My worthlessness
I was in Detroit yesterday for a concert at Chene Park. It would've been a great night, had it not been for something that happened (I'll get into that in a moment). The location by the Detroit River provided an incredible ambiance. The weather was just right. It was the perfect formula for a great event.
As I waited in line for the ticket collector, I took a look around at all the faces that had gathered. Though I admit that some of the ladies were bangin' that night, there wasn't really anybody in attendance who captured my attention.
Except for one person.
No more than twenty yards from me was an old man in a wheelchair. This man was obviously homeless; evidenced by his dirty and tattered appearance. Clearly, he hadn't showered or had a change of clean clothes in a while. I noticed that the man was unusually dirty; almost as if he had a mud bath just that morning. He was about as dirty as anybody I'd ever seen. But oddly, even that wasn't the real attention-getter. Above all else, what jumped out at me were his eyes. They were a deep hazel green; very similar to mine. It's not very often that I see blacks with hazel eyes that aren't store-bought. So when I do, it jumps out at me. Most of the other people around me oppositely were completely oblivious to this man; most likely ignoring him on purpose. But while he passed through, I could not take my eyes off him. Though I've been taught that it's impolite to stare, I stared. I stared hard. I watched him closely as he made his way through the traffic. He didn't stop to beg for anything. He didn't talk to anyone. He was just as oblivious to the crowd as they were to him. But I noticed him.
For the moment, I was frozen dead in my tracks. Interestingly, I didn't feel sorrow for the man. I wasn't bitter at the system that allowed for this man to wheel himself through poverty.
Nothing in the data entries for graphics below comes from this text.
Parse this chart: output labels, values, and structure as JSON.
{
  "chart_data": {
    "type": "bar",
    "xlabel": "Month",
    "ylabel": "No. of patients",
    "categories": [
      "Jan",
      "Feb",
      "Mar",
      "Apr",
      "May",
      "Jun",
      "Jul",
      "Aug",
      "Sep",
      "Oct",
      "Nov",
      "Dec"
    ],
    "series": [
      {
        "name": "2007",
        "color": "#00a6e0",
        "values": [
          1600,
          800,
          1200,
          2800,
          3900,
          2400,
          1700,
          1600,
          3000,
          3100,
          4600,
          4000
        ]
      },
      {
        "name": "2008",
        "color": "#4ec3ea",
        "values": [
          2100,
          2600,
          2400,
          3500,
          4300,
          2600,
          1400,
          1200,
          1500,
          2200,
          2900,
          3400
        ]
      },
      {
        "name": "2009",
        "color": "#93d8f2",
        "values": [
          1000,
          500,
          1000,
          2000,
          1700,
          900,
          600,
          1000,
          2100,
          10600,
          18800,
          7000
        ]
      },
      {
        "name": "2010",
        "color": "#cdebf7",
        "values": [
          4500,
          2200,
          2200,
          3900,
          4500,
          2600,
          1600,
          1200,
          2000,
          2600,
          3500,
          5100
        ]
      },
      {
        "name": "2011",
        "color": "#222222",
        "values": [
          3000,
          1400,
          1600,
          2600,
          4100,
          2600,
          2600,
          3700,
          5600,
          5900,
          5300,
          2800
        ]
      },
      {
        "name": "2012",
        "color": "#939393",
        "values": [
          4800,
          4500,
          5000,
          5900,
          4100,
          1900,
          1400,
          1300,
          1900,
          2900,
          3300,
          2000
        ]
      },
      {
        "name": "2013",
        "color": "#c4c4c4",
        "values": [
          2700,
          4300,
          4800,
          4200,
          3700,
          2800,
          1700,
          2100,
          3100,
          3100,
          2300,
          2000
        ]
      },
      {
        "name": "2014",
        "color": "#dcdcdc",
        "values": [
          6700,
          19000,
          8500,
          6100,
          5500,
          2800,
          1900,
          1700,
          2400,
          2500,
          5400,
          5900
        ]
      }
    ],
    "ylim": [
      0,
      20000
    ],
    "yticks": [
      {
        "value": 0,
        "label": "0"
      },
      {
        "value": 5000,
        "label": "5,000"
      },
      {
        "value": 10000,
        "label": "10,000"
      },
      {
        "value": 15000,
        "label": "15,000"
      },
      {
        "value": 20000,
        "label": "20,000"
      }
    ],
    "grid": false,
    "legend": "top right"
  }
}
Nor was I particularly filled with the Spirit at this point. Truthfully, I didn't feel anything at that particular moment. I just stood there watching this man motionlessly. I can't exactly explain it.
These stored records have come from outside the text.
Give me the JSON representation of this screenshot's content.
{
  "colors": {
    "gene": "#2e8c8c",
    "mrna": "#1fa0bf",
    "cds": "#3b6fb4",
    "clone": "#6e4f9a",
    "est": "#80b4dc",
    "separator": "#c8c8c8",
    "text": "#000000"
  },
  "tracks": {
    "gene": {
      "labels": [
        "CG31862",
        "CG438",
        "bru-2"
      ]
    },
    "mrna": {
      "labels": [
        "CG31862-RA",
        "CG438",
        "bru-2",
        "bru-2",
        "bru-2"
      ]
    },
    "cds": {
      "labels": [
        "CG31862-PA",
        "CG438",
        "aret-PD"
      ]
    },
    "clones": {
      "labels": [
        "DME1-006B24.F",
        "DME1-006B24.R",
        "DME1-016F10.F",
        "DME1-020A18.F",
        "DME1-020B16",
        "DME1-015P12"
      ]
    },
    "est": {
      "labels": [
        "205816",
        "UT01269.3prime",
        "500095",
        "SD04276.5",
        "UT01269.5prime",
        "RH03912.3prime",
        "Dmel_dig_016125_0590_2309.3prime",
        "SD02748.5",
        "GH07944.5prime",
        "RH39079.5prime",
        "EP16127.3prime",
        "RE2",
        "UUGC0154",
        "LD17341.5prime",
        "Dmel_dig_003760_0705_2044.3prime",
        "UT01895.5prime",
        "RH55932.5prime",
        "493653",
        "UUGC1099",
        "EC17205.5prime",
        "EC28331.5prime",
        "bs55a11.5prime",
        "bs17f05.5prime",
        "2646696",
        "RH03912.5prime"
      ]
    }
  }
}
Well, that's it. That's all that happened. I guess this whole thing would've been far more profound if I did something noteworthy for him; offered him assistance, had a great conversation with him, etc. But I didn't. I just stood there watching him -- while people in line behind me were motioning for me to keep moving.
Once I snapped out of my trance, all that was left from the experience was an old man who left me feeling miserable and worthless. Usually it takes an exceptional person or thing to humble me to the point of absolute meekness, humility and reticence; like when Malik is off somewhere being righteous or when my big sister is doing something amazing. But on this occassion, it wasn't a person's high distinction that humbled me. It was a person who was drudging deep in bowel recesses of poverty, dispair, and social worthlessness that caused me to feel pathetically self-consious. Suddenly, the Kenneth Cole jacket I was rockin' wasn't as fashionable as I once thought. The floor-level seats we had didn't seem as valuable. Any success I've obtained over the years didn't seem important.
Just to clear up any confusion: I am by no means implying that being successful and enjoying the good things in life is wrong. It's just that I was amazed at how much my outlook can be affected in different situations; particularly in this case, when I'm confronted by man with no social value whatsoever. In essence, this impoverished man made me feel...well...worthless.